Watchdog Or Lapdog?
- Sri Lanka’s Financial Sector Stability Hangs In The Balance
by Santhush Fernando
Sri Lanka’s finance industry stability is reliant upon the genuineness of the officials attached to the country’s banking watchdog – the Central Bank of Sri Lanka (CBSL) opined a former veteran banker.
“As a person who was appointed immediately in the aftermath of the collapse of the Ceylinco Consolidated I personally know that there are many corrupt officials within the watchdog institutions,” lamented Janaka Ratnayake – Chairman of Trillium Property Management & Services who was one-time Chairman of the Merchant Bank of Sri Lanka (MBSL), which was appointed by the Central Bank to resurrect many failing finance companies.
Many good governance activists are of the view that if corrupt officials attached to the regulator are not dealt with along with corrupt officials of banks and finance companies as white collar criminals, Sri Lanka would never be able instill governance into the corporate sector.
“This is all because of the fault of the Central Bank. We have overwhelming evidence of similar malpractices and we will publicize them in due course exposing corrupt officials,” Convener of the Voice Against Corruption Movement and President of the Inter Company Employees Union (ICEU) Wasantha Samarasinghe earlier told The Sunday Leader. (See http://www.thesundayleader.lk/2016/09/05/rajapaksa-era-ghosts-continue-deadly-haunt/)
In May 2009, in the aftermath of the collapse of the Ceylinco Consolidated, the Central Bank of Sri Lanka entrusted the restructuring efforts of The Finance Company (TFC) to the MBSL which was earlier appointed as the managing agent of Ceylinco Group’s Finance and Guarantee Company and the Ceylinco Savings Bank. In April 2009 MBSL also acquired ABC Insurance Company Limited, a subsidiary of the ABC Group.
In 2015, the financial sector showed improved performance, reflecting the underlying economic performance and supportive prudential regulatory measures, which has led to further strengthening the financial system stability of the country. The improved performance was reflected in leading indicators of financial institutions, financial markets and payment and settlement systems.
As regards the financial institutions, the banking sector total assets increased by 15.9 per cent in 2015, against the 17.3 per cent growth in 2014, to record Rs. 8.1 trillion at the end of the year, while the off-balance sheet exposure showed a growth of 8.1 per cent to reach Rs. 3.4 trillion.

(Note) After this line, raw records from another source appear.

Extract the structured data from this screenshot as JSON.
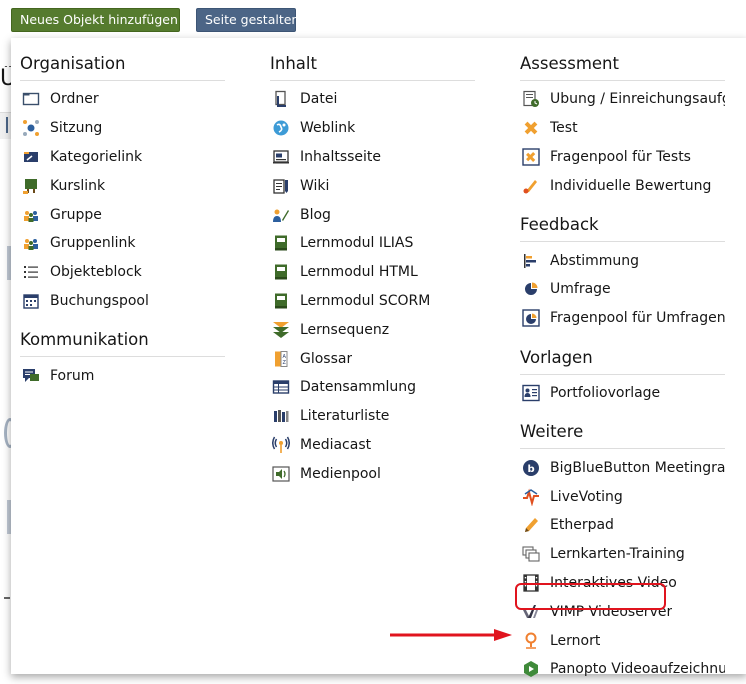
{
  "toolbar": {
    "add_label": "Neues Objekt hinzufügen",
    "page_label": "Seite gestalten"
  },
  "background": {
    "title_fragment": "Ü"
  },
  "menu": {
    "organisation": {
      "title": "Organisation",
      "items": [
        {
          "label": "Ordner",
          "icon": "folder-icon"
        },
        {
          "label": "Sitzung",
          "icon": "session-icon"
        },
        {
          "label": "Kategorielink",
          "icon": "category-link-icon"
        },
        {
          "label": "Kurslink",
          "icon": "course-link-icon"
        },
        {
          "label": "Gruppe",
          "icon": "group-icon"
        },
        {
          "label": "Gruppenlink",
          "icon": "group-link-icon"
        },
        {
          "label": "Objekteblock",
          "icon": "item-group-icon"
        },
        {
          "label": "Buchungspool",
          "icon": "booking-pool-icon"
        }
      ]
    },
    "kommunikation": {
      "title": "Kommunikation",
      "items": [
        {
          "label": "Forum",
          "icon": "forum-icon"
        }
      ]
    },
    "inhalt": {
      "title": "Inhalt",
      "items": [
        {
          "label": "Datei",
          "icon": "file-icon"
        },
        {
          "label": "Weblink",
          "icon": "weblink-icon"
        },
        {
          "label": "Inhaltsseite",
          "icon": "content-page-icon"
        },
        {
          "label": "Wiki",
          "icon": "wiki-icon"
        },
        {
          "label": "Blog",
          "icon": "blog-icon"
        },
        {
          "label": "Lernmodul ILIAS",
          "icon": "learning-module-icon"
        },
        {
          "label": "Lernmodul HTML",
          "icon": "learning-module-html-icon"
        },
        {
          "label": "Lernmodul SCORM",
          "icon": "learning-module-scorm-icon"
        },
        {
          "label": "Lernsequenz",
          "icon": "learning-sequence-icon"
        },
        {
          "label": "Glossar",
          "icon": "glossary-icon"
        },
        {
          "label": "Datensammlung",
          "icon": "data-collection-icon"
        },
        {
          "label": "Literaturliste",
          "icon": "bibliography-icon"
        },
        {
          "label": "Mediacast",
          "icon": "mediacast-icon"
        },
        {
          "label": "Medienpool",
          "icon": "media-pool-icon"
        }
      ]
    },
    "assessment": {
      "title": "Assessment",
      "items": [
        {
          "label": "Übung / Einreichungsaufgabe",
          "icon": "exercise-icon"
        },
        {
          "label": "Test",
          "icon": "test-icon"
        },
        {
          "label": "Fragenpool für Tests",
          "icon": "question-pool-icon"
        },
        {
          "label": "Individuelle Bewertung",
          "icon": "individual-assessment-icon"
        }
      ]
    },
    "feedback": {
      "title": "Feedback",
      "items": [
        {
          "label": "Abstimmung",
          "icon": "poll-icon"
        },
        {
          "label": "Umfrage",
          "icon": "survey-icon"
        },
        {
          "label": "Fragenpool für Umfragen",
          "icon": "survey-pool-icon"
        }
      ]
    },
    "vorlagen": {
      "title": "Vorlagen",
      "items": [
        {
          "label": "Portfoliovorlage",
          "icon": "portfolio-template-icon"
        }
      ]
    },
    "weitere": {
      "title": "Weitere",
      "items": [
        {
          "label": "BigBlueButton Meetingraum",
          "icon": "bigbluebutton-icon"
        },
        {
          "label": "LiveVoting",
          "icon": "livevoting-icon"
        },
        {
          "label": "Etherpad",
          "icon": "etherpad-icon"
        },
        {
          "label": "Lernkarten-Training",
          "icon": "flashcards-icon"
        },
        {
          "label": "Interaktives Video",
          "icon": "interactive-video-icon"
        },
        {
          "label": "VIMP Videoserver",
          "icon": "vimp-icon"
        },
        {
          "label": "Lernort",
          "icon": "location-icon"
        },
        {
          "label": "Panopto Videoaufzeichnung",
          "icon": "panopto-icon"
        }
      ]
    }
  },
  "colors": {
    "add_button": "#557b2e",
    "page_button": "#4c6586",
    "highlight": "#e0141e"
  }
}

Increased rupee lending activities of domestic banks, funded mainly through customer deposits, was the key of the asset growth.
Assets quality of the sector improved further in 2015 as reflected by the non-performing loan (NPL) ratio falling to 3.2 per cent at the end of 2015 from 4.2 per cent in 2014. The operating profits showed a growth of 10.3 per cent and profitability as measured by Return on Assets (ROA) and Return on Equity (ROE) at levels in previous year.
The Statutory Liquid Assets Ratio (SLAR) of the domestic banking sector at around 33 per cent continued to be much higher than the minimum statutory requirement of 20 per cent. Along with the growth in total assets, the total risk weighted capital adequacy ratio (CAR) of the sector declined to 14.2 per cent at the end of 2015 from 16.6 per cent in 2014.
The licensed finance companies (LFCs) and specialized leasing companies (SLCs) sector showed 22.3 per cent sharp growth in its total assets to Rs. 996 billion at the end of 2015 with improved assets quality reflected in the NPL ratio, which decreased to 5.7 per cent from 6.9 per cent in 2014. The sector operated with lower market risk exposure and healthy levels of liquidity.
As regards the profitability, sharp increase in operational costs during the year affected the ROA and ROE of the sector, which decreased marginally by 10 basis points and 170 basis points, respectively, to 3.0 per cent and 12.3 per cent, respectively. Total CAR of 11.2 per cent of the sector at the end of 2015 was a decrease from 13.5 per cent in 2014. The primary dealer industry showed 44.7 per cent growth in total assets and moderate increase in profit levels. The growth in contractual savingsinstitutions sector secured a reasonable return as revealed mainly by the return on investments of 11.3 per cent of the Employees’ Provident Fund (EPF) and 9.3 per cent of Employees’ Trust Fund (ETF) in spite of the low market interest rates. Other non-banking financial institutions also recorded growth but mixed operating performances given their business models and the financial market conditions prevailed.